С того памятного скандального торжества в «Элегии» с трагическим финалом Треусов неотступно думал о Лике. Она при близком знакомстве произвела на него неожиданное впечатление. Лена Журбина и даже шикарная Альбина рядом с Ликой безнадежно померкли, – словно вся их фальшивая позолота потрескалась и облетела. «Жалкие елочные игрушки из папье-маше, – пришло ему в голову за праздничным столом. – Вы притворяетесь блестящими принцессами! Но ваш обманный маскарад не удался, и обнажилась, предстала в своем убожестве ваша картонная суть».
Его мысли подчас были жестоки, как и высказывания. Стелла ненавидела бывшего мужа за резкость, немало страдала от его колких замечаний и Лена. На сей раз он оставил их при себе. Господин Треусов по-другому представлял и этот поздний «романтический ужин», и поведение этих не очень знакомых ему людей. Он строил другие планы относительно ночного «шоу» в «Элегии», которые пришлось менять на ходу.

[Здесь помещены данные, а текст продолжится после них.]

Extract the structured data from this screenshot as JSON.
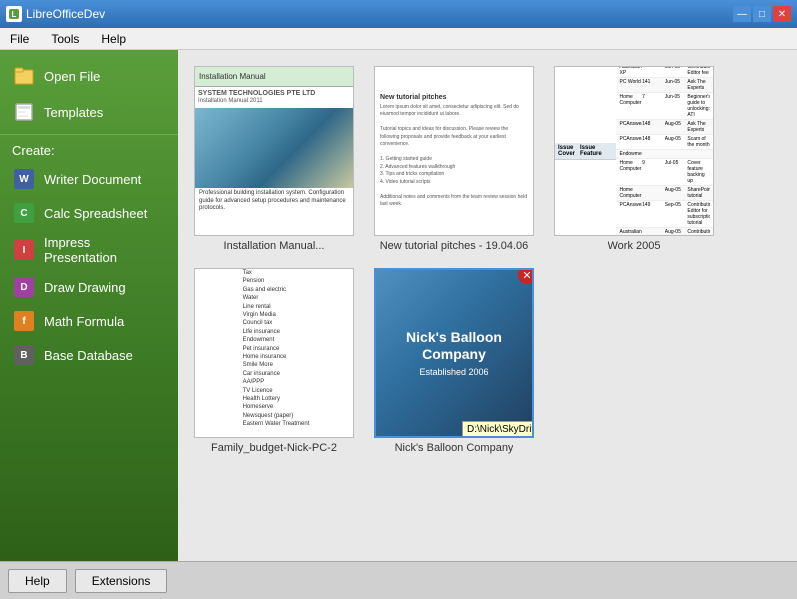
{
  "titlebar": {
    "title": "LibreOfficeDev",
    "icon": "🔷"
  },
  "menubar": {
    "items": [
      "File",
      "Tools",
      "Help"
    ]
  },
  "sidebar": {
    "open_file": "Open File",
    "templates": "Templates",
    "create_label": "Create:",
    "create_items": [
      {
        "id": "writer",
        "label": "Writer Document",
        "icon": "W"
      },
      {
        "id": "calc",
        "label": "Calc Spreadsheet",
        "icon": "C"
      },
      {
        "id": "impress",
        "label": "Impress Presentation",
        "icon": "I"
      },
      {
        "id": "draw",
        "label": "Draw Drawing",
        "icon": "D"
      },
      {
        "id": "math",
        "label": "Math Formula",
        "icon": "M"
      },
      {
        "id": "base",
        "label": "Base Database",
        "icon": "B"
      }
    ]
  },
  "recent": {
    "row1": [
      {
        "id": "install",
        "label": "Installation Manual...",
        "type": "writer"
      },
      {
        "id": "tutorial",
        "label": "New tutorial pitches - 19.04.06",
        "type": "writer"
      },
      {
        "id": "work2005",
        "label": "Work 2005",
        "type": "calc"
      }
    ],
    "row2": [
      {
        "id": "family",
        "label": "Family_budget-Nick-PC-2",
        "type": "calc"
      },
      {
        "id": "balloon",
        "label": "Nick's Balloon Company",
        "type": "impress",
        "has_close": true,
        "path_tooltip": "D:\\Nick\\SkyDrive\\Documents\\Nick's Balloon Company.ppt"
      }
    ]
  },
  "balloon_content": {
    "title": "Nick's Balloon Company",
    "subtitle": "Established 2006"
  },
  "bottombar": {
    "help_label": "Help",
    "extensions_label": "Extensions"
  }
}
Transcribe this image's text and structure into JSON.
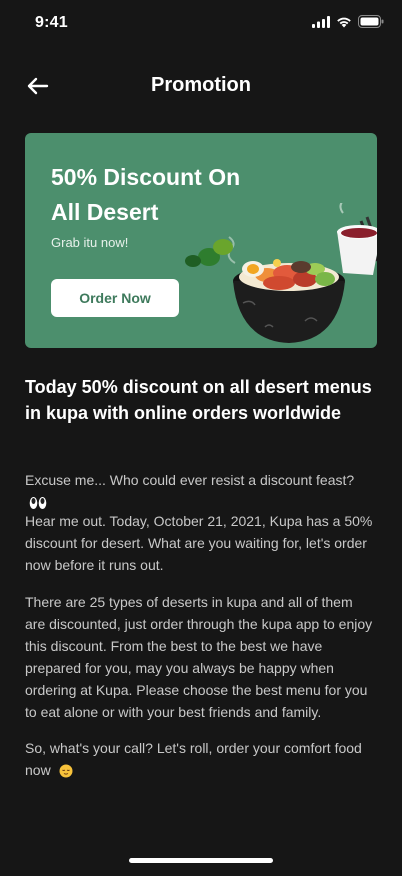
{
  "status_bar": {
    "time": "9:41",
    "icons": [
      "signal-icon",
      "wifi-icon",
      "battery-icon"
    ]
  },
  "header": {
    "title": "Promotion",
    "back_icon": "arrow-left-icon"
  },
  "banner": {
    "title": "50% Discount On All Desert",
    "subtitle": "Grab itu now!",
    "button_label": "Order Now",
    "background_color": "#4c8f6d",
    "button_text_color": "#3e7a5c"
  },
  "article": {
    "headline": "Today 50% discount on all desert menus in kupa with online orders worldwide",
    "paragraphs": [
      "Excuse me... Who could ever resist a discount feast?",
      "Hear me out. Today, October 21, 2021, Kupa has a 50% discount for desert. What are you waiting for, let's order now before it runs out.",
      "There are 25 types of deserts in kupa and all of them are discounted, just order through the kupa app to enjoy this discount. From the best to the best we have prepared for you, may you always be happy when ordering at Kupa. Please choose the best menu for you to eat alone or with your best friends and family.",
      "So, what's your call? Let's roll, order your comfort food now"
    ],
    "emoji_icons": [
      "eyes-emoji-icon",
      "relieved-face-emoji-icon"
    ]
  },
  "colors": {
    "background": "#161616",
    "text_primary": "#ffffff",
    "text_secondary": "#c8c8c8"
  }
}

– Тебе не кажется, что Ростовцев глаз не сводит с Лики? – шепнула ему Лена. – Хотя кольцо преподнес Альбине. Кому из них он симпатизирует по-настоящему?
– Полагаю, обоим.
– Странное поведение для жениха.
– Ростовцев не зря слывет большим оригиналом, – пожал плечами Павел Андреевич. – Он любит эпатировать публику. Разве ты не видишь?
Гости отдавали должное крепким напиткам, изысканным закускам, и дамы не отставали от мужчин. Эрман много пила, Лена тоже заливала коньяком неловкость. Лика раскраснелась, ее щеки и губы пылали не от краски, а от вина, и чудно сверкали ее зеленовато-серые глаза, магнетически покачивались серьги в ушах, бросая изумрудные блики на ее длинную шею. Треусов старался оставаться трезвым, дабы не ударить лицом в грязь перед «высшим обществом», как он с оттенком презрения называл подругу Лены Алю и ее любовника Ростовцева. Присутствие Лики вносило скрытое возбуждение в эту разношерстную компанию, – волновало мужчин и бесило женщин.